I remember seeing this with my dad and little sister on Liverpool ’s giant Odeon One cinema. Although the effects may be laughable today, the sight of the giant tidal wave filling the screen was just fantastic for a nine year old boy, and it reminds me of Steven Spielberg saying that he felt sorry for any kid who had grown up with CGI and hadn’t known the feeling of seeing a Ray Harryhausen monster animation for the first time. You can pull the statement apart however you wish, but the essential truth is clear: a sense of wonder is all relative. The effects on 2020's Star Trek: Discovery are incredible, but do they affect me as much as when I first saw the revolving colour cube in The Corbomite Manoeuvre in colour for the first time? I don't think so.

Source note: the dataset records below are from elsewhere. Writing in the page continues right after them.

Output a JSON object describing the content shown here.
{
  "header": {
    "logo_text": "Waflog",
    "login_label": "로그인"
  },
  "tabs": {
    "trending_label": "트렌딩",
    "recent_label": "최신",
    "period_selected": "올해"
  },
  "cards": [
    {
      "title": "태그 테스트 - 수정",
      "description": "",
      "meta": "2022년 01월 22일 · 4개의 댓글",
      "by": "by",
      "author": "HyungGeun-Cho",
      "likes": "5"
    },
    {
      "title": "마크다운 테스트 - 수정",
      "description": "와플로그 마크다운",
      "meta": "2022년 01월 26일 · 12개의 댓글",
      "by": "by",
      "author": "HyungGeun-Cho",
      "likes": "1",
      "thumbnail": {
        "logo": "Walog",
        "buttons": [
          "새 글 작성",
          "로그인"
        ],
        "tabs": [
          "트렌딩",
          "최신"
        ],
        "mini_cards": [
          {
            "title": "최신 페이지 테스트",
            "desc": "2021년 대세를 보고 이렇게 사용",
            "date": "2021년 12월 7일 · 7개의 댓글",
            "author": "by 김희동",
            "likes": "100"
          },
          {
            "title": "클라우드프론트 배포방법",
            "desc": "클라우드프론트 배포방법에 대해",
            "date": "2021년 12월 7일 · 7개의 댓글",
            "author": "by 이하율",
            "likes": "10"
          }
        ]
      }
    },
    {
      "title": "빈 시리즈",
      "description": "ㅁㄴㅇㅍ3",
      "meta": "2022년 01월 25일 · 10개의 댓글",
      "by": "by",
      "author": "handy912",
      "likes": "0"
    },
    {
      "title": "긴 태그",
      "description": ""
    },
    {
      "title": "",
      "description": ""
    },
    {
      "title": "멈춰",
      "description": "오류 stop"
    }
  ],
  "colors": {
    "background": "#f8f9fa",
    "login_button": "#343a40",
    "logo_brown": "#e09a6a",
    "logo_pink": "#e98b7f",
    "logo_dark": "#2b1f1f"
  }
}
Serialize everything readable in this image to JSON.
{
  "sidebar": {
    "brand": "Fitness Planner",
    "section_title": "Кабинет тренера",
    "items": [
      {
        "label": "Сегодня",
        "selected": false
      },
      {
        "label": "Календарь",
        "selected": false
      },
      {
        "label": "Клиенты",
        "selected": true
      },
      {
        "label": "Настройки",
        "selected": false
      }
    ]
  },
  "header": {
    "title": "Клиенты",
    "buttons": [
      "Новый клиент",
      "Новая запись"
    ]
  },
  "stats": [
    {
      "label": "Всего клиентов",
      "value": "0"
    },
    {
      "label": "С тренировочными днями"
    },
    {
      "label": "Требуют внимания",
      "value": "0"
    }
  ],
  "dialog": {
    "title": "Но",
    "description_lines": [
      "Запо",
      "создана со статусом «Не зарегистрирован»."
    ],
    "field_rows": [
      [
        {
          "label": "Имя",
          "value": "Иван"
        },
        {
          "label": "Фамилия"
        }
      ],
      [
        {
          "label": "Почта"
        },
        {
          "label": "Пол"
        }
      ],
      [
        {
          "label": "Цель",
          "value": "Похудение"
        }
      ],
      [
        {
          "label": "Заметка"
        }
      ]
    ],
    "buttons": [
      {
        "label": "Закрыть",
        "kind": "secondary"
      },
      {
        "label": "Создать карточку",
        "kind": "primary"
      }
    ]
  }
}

What I also remember from that evening was a little mouse climbing up the back illuminated cinema curtains – the cinema wasn’t scruffy by any means – in fact it was quite plush, but the sight of a formally dressed old-fashioned cinema manager trying to prod the squeaky little bastard down with a brush pole is something (like Leland’s once-seen woman in Citizen Kane) that I think about every day. Well not absolutely every day, but certainly most days in the week; and if not most days then now and again. Come to think of it (which obviously I don’t), I probably don’t think about it at all and this is the first time I’ve thought about it since the day it happened.

Anyway, the film. It’s difficult to see Leslie Nielsen playing it straight in his early scenes as the Poseidon’s captain, but get past that and there’s some good stuff amongst the dreck. Borgnine plays a New York cop who’s married ex-‘hooker’ - the underrated Stella Stevens.

The interplay between Borgnine and Stevens is actually quite good and (for its genre) fairly well written and quite risqué. TPA was a family film which was second only to The Godfather in that year’s box office listings. Their conversation is littered with references to the realities of Stevens’ character’s profession and there’s a good line concerning the mechanics of suppository use.

Hackman plays the Christ figure, the Reverend Frank Scott, a preacher who is angry about the conservatism of his superiors and in the process of being Craggy Islanded to a remote un-named African country.

The most famous scene is when the outsize Mrs Rosen (Shelley Winters) swims part of the submerged galley to save the Reverend Scott who has been pinned to the wall by a piece of sheet metal. Besides giving Bette Midler her one decent (micro decent) routine, the denouement of Shelley's life-saving act really shocked me at the time.

But I'm over it now.

Of the main leads, the now-retired Stevens and Hackman are still with us, and it was pleasing to see Ernie Borgnine working well into his nineties , and - just like David Bowie -  providing voice-over duties (as Mermaid Man) in various Spongebob films.

So, The Poseidon Adventure: lots of good bits, lots of terrible bits, and a fairly respectable....

7/10

*CSE - the Poundland CCSE/GCSE of the 60s and 70s. Example of (genuine) Maths question: 'Take your ruler and draw a line 5cm long' 

**Finding the good in anything at all (especially in the 1970s); clackers for example – that moment of impact just before they shattered into a million shards and caused all sorts of appalling ocular and testicular injuries.